By Joel Feldman

The approaching summer season can be joyous for teenagers, but it's also potentially deadly, with the rate of teen deaths in car crashes expected to double.

This month marked the launch of an ambitious international plan to save lives and reduce injuries from automobile accidents. The Decade of Action Road Safety 2011-2020 is a collaborative effort of more than 50 countries spearheaded by the United Nations, with the goal of saving five million lives and preventing 50 million injuries. Decade of Action events have been coordinated around the world, including in Washington, where physicians, traffic-safety experts, engineers, insurers, legislators, and families affected by highway tragedies gathered to dedicate themselves to saving lives.

This event, and this movement, are personal to me. My wife and I were asked to participate because our daughter, Casey, was killed in a senseless highway accident in Ocean City in July 2009. Since that time, we have found some comfort in raising awareness of the dangers of distracted driving.

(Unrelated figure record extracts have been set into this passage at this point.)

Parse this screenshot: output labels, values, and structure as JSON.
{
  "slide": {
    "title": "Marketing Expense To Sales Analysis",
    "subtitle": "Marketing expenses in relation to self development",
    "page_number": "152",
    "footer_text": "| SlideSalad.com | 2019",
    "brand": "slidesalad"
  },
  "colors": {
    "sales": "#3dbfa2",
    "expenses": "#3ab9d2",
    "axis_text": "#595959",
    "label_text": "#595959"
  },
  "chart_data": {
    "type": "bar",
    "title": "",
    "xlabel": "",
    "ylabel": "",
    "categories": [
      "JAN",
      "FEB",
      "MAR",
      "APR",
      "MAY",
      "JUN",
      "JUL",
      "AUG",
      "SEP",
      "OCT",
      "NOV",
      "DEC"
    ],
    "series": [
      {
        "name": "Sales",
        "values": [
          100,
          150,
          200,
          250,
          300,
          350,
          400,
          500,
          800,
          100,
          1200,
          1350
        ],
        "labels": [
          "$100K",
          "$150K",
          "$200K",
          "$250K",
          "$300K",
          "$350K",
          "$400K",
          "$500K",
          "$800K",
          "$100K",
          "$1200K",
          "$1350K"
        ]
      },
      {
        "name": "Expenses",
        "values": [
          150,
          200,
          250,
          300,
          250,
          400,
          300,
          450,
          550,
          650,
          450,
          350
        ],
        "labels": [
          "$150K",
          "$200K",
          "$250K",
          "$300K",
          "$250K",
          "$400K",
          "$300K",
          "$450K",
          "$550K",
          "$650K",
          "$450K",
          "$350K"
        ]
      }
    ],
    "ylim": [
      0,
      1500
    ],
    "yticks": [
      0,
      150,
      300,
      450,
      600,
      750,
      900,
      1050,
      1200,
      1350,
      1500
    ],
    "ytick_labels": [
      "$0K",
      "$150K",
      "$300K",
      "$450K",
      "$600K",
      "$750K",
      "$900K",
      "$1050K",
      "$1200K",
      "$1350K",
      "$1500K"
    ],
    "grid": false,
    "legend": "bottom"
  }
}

But with awareness comes an unsettling realization that, here in Pennsylvania, our legislators could be doing much more to protect us.

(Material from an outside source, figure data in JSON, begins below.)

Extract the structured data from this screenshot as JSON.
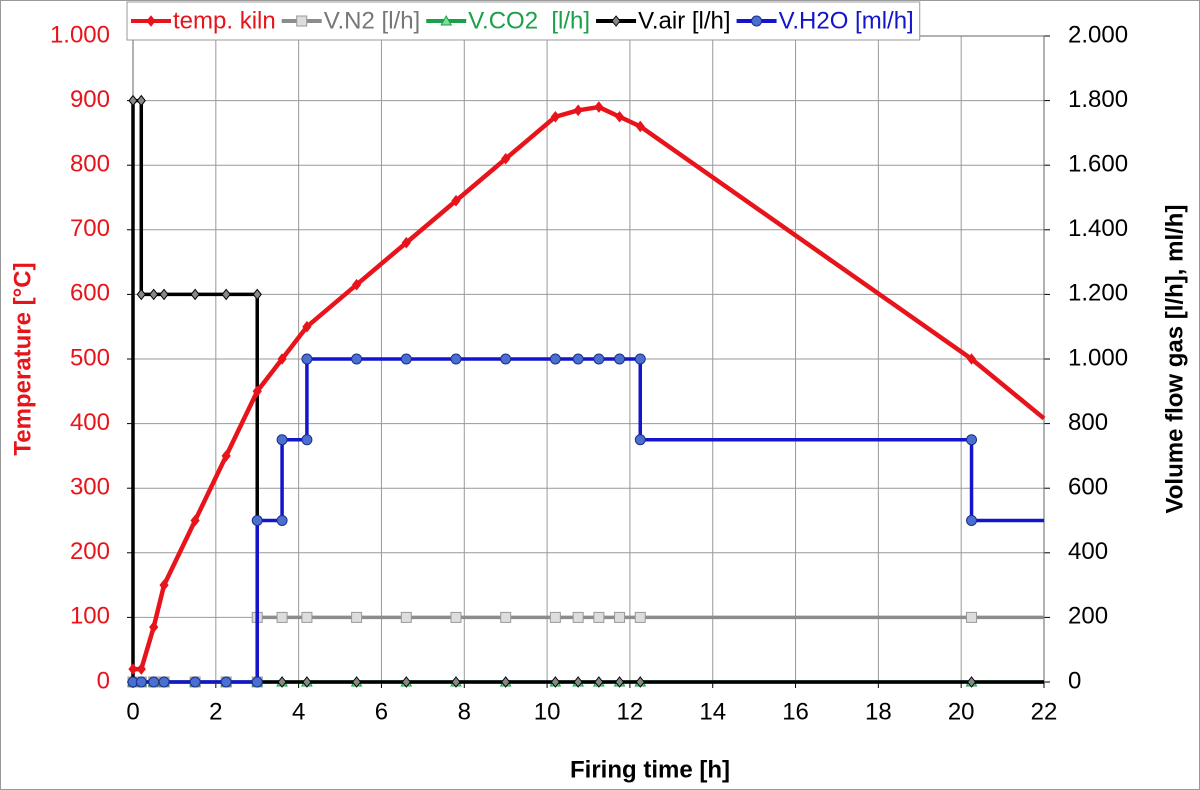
{
  "chart_data": {
    "type": "line",
    "xlabel": "Firing time [h]",
    "ylabel": "Temperature [°C]",
    "y2label": "Volume flow gas [l/h], ml/h]",
    "xlim": [
      0,
      22
    ],
    "xticks": [
      0,
      2,
      4,
      6,
      8,
      10,
      12,
      14,
      16,
      18,
      20,
      22
    ],
    "ylim": [
      0,
      1000
    ],
    "yticks": [
      0,
      100,
      200,
      300,
      400,
      500,
      600,
      700,
      800,
      900,
      {
        "value": 1000,
        "label": "1.000"
      }
    ],
    "y2lim": [
      0,
      2000
    ],
    "y2ticks": [
      0,
      200,
      400,
      600,
      800,
      {
        "value": 1000,
        "label": "1.000"
      },
      {
        "value": 1200,
        "label": "1.200"
      },
      {
        "value": 1400,
        "label": "1.400"
      },
      {
        "value": 1600,
        "label": "1.600"
      },
      {
        "value": 1800,
        "label": "1.800"
      },
      {
        "value": 2000,
        "label": "2.000"
      }
    ],
    "grid": true,
    "legend": "top",
    "ylabel_color": "#e8141b",
    "series": [
      {
        "name": "temp. kiln",
        "color": "#e8141b",
        "marker": "diamond",
        "axis": "y",
        "x": [
          0,
          0.2,
          0.5,
          0.75,
          1.5,
          2.25,
          3,
          3.6,
          4.2,
          5.4,
          6.6,
          7.8,
          9,
          10.2,
          10.75,
          11.25,
          11.75,
          12.25,
          20.25,
          22
        ],
        "values": [
          20,
          20,
          85,
          150,
          250,
          350,
          450,
          500,
          550,
          615,
          680,
          745,
          810,
          875,
          885,
          890,
          875,
          860,
          500,
          408
        ]
      },
      {
        "name": "V.N2 [l/h]",
        "color": "#8c8c8c",
        "marker": "square",
        "axis": "y2",
        "x": [
          0,
          0.2,
          0.5,
          0.75,
          1.5,
          2.25,
          3,
          3,
          3.6,
          4.2,
          5.4,
          6.6,
          7.8,
          9,
          10.2,
          10.75,
          11.25,
          11.75,
          12.25,
          20.25,
          22
        ],
        "values": [
          0,
          0,
          0,
          0,
          0,
          0,
          0,
          200,
          200,
          200,
          200,
          200,
          200,
          200,
          200,
          200,
          200,
          200,
          200,
          200,
          200
        ]
      },
      {
        "name": "V.CO2  [l/h]",
        "color": "#1aa04a",
        "marker": "triangle",
        "axis": "y2",
        "x": [
          0,
          0.2,
          0.5,
          0.75,
          1.5,
          2.25,
          3,
          3.6,
          4.2,
          5.4,
          6.6,
          7.8,
          9,
          10.2,
          10.75,
          11.25,
          11.75,
          12.25,
          20.25,
          22
        ],
        "values": [
          0,
          0,
          0,
          0,
          0,
          0,
          0,
          0,
          0,
          0,
          0,
          0,
          0,
          0,
          0,
          0,
          0,
          0,
          0,
          0
        ]
      },
      {
        "name": "V.air [l/h]",
        "color": "#000000",
        "marker": "diamond",
        "axis": "y2",
        "x": [
          0,
          0,
          0.2,
          0.2,
          0.5,
          0.75,
          1.5,
          2.25,
          3,
          3,
          3.6,
          4.2,
          5.4,
          6.6,
          7.8,
          9,
          10.2,
          10.75,
          11.25,
          11.75,
          12.25,
          20.25,
          22
        ],
        "values": [
          0,
          1800,
          1800,
          1200,
          1200,
          1200,
          1200,
          1200,
          1200,
          0,
          0,
          0,
          0,
          0,
          0,
          0,
          0,
          0,
          0,
          0,
          0,
          0,
          0
        ]
      },
      {
        "name": "V.H2O [ml/h]",
        "color": "#1414cc",
        "marker": "circle",
        "axis": "y2",
        "x": [
          0,
          0.2,
          0.5,
          0.75,
          1.5,
          2.25,
          3,
          3,
          3.6,
          3.6,
          4.2,
          4.2,
          5.4,
          6.6,
          7.8,
          9,
          10.2,
          10.75,
          11.25,
          11.75,
          12.25,
          12.25,
          20.25,
          20.25,
          22
        ],
        "values": [
          0,
          0,
          0,
          0,
          0,
          0,
          0,
          500,
          500,
          750,
          750,
          1000,
          1000,
          1000,
          1000,
          1000,
          1000,
          1000,
          1000,
          1000,
          1000,
          750,
          750,
          500,
          500
        ]
      }
    ]
  }
}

Advocates for Highway and Auto Safety has rated the state's record on traffic-safety legislation as one of the country's seven worst. Seat-belt usage is essentially optional - it's not a primary offense for which a motorist can be stopped - and there are no laws against texting or handheld cellphone use while driving. Our lawmakers have also failed to enact commonsense legislation restricting the number of nonrelative passengers who can accompany a teen driver at any time.

A number of bills to address these glaring oversights have recently been approved by the state House. Some are stronger than others, but all would help raise our embarrassing ranking and, more important, ease the devastating loss of life.

My wife and I work to save lives so that other children can finish high school and college, find satisfying careers, marry, have children, and live full, productive lives. Isn't it time for our legislators to give more of our children that lasting graduation present?